Field Sobriety Tests
An experienced DUI attorney can successfully challenge Field Sobriety Tests. Police use Field Sobriety Tests as a way to gather evidence against a driver to prove that he is driving under the influence. Standardized Field Sobriety Tests recognized by the National Highway Traffic Safety Administration include the following:
1. Horizontal Gaze Nystagmus: Nystagmus is used to describe the involuntary jerking motion of the eye. Nystagmus can be caused by alcohol or drug intoxication. More often, nystagmus can be a normal physical trait or can result from a blow to the head, or other injury.

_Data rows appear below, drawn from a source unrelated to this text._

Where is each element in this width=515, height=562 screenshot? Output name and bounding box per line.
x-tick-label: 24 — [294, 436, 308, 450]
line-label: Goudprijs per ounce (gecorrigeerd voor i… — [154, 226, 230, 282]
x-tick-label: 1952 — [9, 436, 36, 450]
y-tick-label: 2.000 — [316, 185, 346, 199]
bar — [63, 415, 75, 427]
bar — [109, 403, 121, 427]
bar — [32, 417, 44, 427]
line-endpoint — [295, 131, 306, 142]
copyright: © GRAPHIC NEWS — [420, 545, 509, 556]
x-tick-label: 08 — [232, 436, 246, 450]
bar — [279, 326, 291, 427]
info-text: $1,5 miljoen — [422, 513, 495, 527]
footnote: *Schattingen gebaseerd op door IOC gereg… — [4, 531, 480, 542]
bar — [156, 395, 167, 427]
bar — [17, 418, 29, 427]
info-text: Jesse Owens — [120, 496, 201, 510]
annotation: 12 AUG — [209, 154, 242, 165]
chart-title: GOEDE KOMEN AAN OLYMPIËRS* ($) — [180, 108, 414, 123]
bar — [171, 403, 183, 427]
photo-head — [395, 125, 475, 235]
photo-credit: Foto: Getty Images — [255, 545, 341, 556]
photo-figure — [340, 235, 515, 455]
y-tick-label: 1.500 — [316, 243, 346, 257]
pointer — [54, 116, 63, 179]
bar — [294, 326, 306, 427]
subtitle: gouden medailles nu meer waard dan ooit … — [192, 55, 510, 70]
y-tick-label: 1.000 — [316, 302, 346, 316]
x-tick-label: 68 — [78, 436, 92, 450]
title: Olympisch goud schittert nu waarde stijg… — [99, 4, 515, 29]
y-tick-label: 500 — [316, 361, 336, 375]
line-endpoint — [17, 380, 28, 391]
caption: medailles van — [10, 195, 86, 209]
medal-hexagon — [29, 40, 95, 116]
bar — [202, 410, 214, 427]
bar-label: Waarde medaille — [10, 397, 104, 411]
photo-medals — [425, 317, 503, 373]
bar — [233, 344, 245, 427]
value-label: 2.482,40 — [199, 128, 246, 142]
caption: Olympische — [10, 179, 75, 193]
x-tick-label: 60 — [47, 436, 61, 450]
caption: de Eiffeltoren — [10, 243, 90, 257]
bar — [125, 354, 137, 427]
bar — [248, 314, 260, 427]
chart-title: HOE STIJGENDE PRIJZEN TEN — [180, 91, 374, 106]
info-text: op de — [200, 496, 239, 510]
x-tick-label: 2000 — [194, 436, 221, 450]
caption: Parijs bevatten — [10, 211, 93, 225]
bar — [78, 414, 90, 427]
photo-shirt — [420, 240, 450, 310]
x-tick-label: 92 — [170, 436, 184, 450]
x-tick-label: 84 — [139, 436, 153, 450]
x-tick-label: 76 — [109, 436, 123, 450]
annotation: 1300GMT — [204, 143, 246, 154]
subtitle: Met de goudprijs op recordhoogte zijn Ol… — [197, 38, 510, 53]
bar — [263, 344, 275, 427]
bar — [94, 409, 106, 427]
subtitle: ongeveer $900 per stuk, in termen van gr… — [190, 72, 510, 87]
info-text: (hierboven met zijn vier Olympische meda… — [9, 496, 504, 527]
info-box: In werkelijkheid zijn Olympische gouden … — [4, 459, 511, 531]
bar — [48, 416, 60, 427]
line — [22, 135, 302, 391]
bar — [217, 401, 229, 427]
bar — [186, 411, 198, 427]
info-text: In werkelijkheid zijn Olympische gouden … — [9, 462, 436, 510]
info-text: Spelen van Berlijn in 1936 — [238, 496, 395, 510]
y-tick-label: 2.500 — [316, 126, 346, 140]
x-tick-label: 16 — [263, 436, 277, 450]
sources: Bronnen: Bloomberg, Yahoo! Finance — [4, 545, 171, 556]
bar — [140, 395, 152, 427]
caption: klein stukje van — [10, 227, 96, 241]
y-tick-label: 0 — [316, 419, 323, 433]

The human eye normally moves smoothly, but an eye with nystagmus moves in a jerky motion. Normally, a person showing signs of nystagmus is unaware that it is happening because it does not affect the person's vision. During this test, the officer is looking to see whether the eye movement is smooth, and the degree at which the nystagmus is visible.
2. One Leg Stand: Police officers will instruct the driver to choose a leg and lift it off the ground six inches while pointing the toe forward. The police officer will then tell the driver to count out loud to 30 (one one thousand, two one thousand, etc.). While the driver is performing this test, the officer is looking to see whether the driver sways, raises her arms, puts a foot down and for other clues.
3. Walk and Turn: One of the most difficult field sobriety tests is the walk and turn. Police officers instruct the driver to stand heel to toe with their hands by their side. The driver must then take 9 steps touching heel to toe at every step while counting out loud. The driver is then made to turn and repeat the process. Every time a driver raises her arms, doesn’t touch heel to toe, steps off the line or other clues, the officer counts it as a clue that the person is intoxicated.
4. Other Tests: Police officers will utilize other tests in determining whether a person is driving under the influence. Some of these tests include the “finger count,” touching finger to nose, and reciting some portion of the ABCs. Although these tests are not standardized, they are often allowed into evidence against the driver.